The crawl database directory is 33 GBs. What parts could I eliminate
if I were to copy it to another machine? Do I just need the
crawl/index subdir ? Anything I can do to speed up searches (other
than memory,cpu, disk?).
Cheers,
Winton
EC2 machine:
1.7 GB memory
5 EC2 Compute Units (2 virtual core with 2.5 EC2 Compute Unit each)
350 GB instance storage (340 GB plus 10 GB root partition)
32-bit platform
I/O Performance: Moderate
Re: Wiki Index
Posted by Winton Davies <wd...@cs.stanford.edu>.
No-one has any idea? Should I ping nutch-dev?
Winton
>So, kudos - finally had a turnkey indexing of a local file:///
>install of static Wikipedia 07 (3 million pages) - some fiddling
>with tomcat and stuff, but the crawl and index ran perfectly.
>
>However....
>
>a) No Anchor Text ever seems to be referred to.
>b) Doesnt appear to be any PageRank computed (less important)
>c) Performance on a fairly decent machine in EC2 is kinda slow (1+ seconds).
>
>My guess is that it is either a feature of file:/// urls or a
>feature of it being a single site index, that is causing the loss of
>(a) and (b). Does anyone know how to get these run, and even better
>who to get them computed incrementally (so I dont have to spend
>another 30 hours recrawling,parsing etc).
>
>The crawl database directory is 33 GBs. What parts could I eliminate
>if I were to copy it to another machine?
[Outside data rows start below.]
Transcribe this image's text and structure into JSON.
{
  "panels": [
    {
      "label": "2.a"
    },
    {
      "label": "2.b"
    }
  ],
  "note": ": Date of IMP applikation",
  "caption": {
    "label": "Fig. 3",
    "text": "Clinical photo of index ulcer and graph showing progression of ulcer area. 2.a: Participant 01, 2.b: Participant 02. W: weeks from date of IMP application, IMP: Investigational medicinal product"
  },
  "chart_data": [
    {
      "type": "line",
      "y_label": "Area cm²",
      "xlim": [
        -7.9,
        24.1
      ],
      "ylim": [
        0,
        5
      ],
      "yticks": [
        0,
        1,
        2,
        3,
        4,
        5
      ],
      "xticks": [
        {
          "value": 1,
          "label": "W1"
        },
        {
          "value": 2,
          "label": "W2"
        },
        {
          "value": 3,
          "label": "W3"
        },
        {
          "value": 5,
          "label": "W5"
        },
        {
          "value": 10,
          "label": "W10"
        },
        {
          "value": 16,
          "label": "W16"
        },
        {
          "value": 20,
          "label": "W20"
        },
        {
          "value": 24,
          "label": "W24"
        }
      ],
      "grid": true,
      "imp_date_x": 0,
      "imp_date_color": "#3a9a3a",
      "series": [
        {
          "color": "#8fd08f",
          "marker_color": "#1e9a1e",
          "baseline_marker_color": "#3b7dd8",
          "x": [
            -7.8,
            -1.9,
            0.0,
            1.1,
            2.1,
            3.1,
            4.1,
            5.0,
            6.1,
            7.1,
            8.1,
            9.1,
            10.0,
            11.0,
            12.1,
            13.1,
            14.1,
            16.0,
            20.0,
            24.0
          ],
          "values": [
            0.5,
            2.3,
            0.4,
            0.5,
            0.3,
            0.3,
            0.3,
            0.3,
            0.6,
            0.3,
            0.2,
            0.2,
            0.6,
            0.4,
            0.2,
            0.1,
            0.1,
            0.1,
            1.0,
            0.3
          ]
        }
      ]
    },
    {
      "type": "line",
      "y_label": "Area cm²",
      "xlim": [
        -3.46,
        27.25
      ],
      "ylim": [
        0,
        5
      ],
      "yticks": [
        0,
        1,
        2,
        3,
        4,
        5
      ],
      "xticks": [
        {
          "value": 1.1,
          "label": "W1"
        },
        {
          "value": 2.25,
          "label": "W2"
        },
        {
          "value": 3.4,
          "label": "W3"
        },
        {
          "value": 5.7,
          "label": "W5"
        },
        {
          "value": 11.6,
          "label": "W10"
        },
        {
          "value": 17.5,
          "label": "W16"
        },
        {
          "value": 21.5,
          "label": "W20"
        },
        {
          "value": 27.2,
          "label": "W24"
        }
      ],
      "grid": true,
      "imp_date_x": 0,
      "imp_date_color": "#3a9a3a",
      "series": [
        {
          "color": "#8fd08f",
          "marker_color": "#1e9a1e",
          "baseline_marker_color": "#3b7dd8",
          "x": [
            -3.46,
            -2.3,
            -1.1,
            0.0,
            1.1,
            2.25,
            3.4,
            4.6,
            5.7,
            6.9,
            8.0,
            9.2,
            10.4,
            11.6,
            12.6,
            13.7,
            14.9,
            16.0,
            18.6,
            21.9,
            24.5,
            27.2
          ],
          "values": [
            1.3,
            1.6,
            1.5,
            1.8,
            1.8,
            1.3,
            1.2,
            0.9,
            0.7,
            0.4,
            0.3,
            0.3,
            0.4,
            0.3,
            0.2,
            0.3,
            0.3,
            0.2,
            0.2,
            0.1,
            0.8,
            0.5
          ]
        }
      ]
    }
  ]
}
Do I just need the
>crawl/index subdir ? Anything I can do to speed up searches (other
>than memory,cpu, disk?).
>
>Cheers,
> Winton
>
>
>EC2 machine:
>
> 1.7 GB memory
> 5 EC2 Compute Units (2 virtual core with 2.5 EC2 Compute Unit each)
> 350 GB instance storage (340 GB plus 10 GB root partition)
> 32-bit platform
> I/O Performance: Moderate